Of course, there is a point-full way: label the recursive function and then invoke it by label:

case class RecF[A, B](label: Label[A, B], f: A -⚬ B) extends (A -⚬ B) // where f can contain RecCall(label)
case class RecCall[A, B](label: Label[A, B]) extends (A -⚬ B)

However, that is a misfit with an otherwise point-free representation. It would mean that one has to be careful about capture avoidance during serialization (e.g. by ensuring unique label names or by alpha renaming).

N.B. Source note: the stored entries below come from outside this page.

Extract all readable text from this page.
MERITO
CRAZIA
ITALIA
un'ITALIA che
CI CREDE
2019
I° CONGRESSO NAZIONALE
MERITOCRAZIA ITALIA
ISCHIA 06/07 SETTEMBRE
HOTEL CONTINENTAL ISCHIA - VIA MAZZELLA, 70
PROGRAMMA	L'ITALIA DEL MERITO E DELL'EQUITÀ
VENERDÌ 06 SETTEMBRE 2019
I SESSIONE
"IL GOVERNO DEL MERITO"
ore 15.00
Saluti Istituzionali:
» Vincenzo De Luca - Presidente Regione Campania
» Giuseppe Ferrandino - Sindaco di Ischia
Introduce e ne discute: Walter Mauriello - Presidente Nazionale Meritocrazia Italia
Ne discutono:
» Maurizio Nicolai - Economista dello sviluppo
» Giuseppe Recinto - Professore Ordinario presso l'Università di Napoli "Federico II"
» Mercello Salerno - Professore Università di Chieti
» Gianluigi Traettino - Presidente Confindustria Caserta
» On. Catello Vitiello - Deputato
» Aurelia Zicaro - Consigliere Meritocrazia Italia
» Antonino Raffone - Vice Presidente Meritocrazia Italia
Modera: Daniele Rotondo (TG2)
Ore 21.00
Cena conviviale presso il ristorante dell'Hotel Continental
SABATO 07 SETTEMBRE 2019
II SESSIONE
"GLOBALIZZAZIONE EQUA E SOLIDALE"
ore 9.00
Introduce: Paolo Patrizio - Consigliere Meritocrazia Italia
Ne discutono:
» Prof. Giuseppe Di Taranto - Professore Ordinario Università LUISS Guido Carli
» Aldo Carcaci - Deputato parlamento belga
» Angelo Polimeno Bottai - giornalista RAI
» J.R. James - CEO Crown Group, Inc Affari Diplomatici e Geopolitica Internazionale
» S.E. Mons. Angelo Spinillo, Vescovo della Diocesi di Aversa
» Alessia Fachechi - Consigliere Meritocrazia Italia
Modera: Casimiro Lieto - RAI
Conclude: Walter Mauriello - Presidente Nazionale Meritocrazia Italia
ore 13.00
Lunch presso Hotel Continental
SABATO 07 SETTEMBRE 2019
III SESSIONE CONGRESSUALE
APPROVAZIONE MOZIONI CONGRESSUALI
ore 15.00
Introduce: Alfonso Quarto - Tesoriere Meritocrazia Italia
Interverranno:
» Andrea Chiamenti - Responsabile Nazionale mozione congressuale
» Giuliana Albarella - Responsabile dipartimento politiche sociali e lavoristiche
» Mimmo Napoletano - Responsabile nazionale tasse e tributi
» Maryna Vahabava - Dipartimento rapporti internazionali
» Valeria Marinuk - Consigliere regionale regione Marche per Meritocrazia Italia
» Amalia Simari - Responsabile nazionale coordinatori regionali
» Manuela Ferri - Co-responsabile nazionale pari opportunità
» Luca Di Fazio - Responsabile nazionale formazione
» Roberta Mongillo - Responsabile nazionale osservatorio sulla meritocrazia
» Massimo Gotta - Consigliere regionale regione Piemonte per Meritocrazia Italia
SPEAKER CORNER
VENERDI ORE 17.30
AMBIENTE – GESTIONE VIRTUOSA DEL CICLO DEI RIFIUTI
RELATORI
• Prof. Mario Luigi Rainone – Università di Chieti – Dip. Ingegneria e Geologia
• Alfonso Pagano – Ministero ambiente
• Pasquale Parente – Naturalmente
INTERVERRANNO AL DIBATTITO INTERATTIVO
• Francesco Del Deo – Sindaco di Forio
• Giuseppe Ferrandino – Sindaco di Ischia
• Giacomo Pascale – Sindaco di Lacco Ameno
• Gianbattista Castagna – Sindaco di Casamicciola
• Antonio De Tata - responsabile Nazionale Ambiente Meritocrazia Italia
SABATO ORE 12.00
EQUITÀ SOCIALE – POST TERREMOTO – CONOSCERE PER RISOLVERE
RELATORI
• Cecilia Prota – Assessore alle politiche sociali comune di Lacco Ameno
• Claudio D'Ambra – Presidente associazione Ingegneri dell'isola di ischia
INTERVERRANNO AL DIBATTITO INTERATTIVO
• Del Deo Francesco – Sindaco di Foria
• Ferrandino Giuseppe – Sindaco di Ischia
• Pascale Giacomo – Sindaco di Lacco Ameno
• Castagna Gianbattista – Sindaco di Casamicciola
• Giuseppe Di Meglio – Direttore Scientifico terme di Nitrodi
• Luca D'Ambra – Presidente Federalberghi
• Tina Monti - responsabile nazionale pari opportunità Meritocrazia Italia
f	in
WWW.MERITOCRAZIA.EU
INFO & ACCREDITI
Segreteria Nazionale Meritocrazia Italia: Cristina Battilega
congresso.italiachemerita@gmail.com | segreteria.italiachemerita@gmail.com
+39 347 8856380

Here are two (dual) combinators to implement recursive functions:

def repeatUntilRight[A, B](f: A -⚬ (A |+| B)): A -⚬ B

def repeatUntilChooseLeft[A, B](f: (A |&| B) -⚬ B): A -⚬ B

These should definitely be exposed to the user.

If the above two combinators are not versatile enough, we could provide something like

def rec[A, B](f: (RecCall[A, B] |*| A) -⚬ B): A -⚬ B // RecCall here has nothing to do with RecCall above

// invoke recursive call
def recCall[A, B]: (RecCall[A, B] |*| A) -⚬ B

// comonoid operations on RecCall, to allow any number of recursive calls
def noRecCall[A, B]: RecCall[A, B] -⚬ One
def dupRecCall[A, B]: RecCall[A, B] -⚬ (RecCall[A, B] |*| RecCall[A, B])

For closed DSLs, RecCall[A, B] can be just Unlimited[A =⚬ B].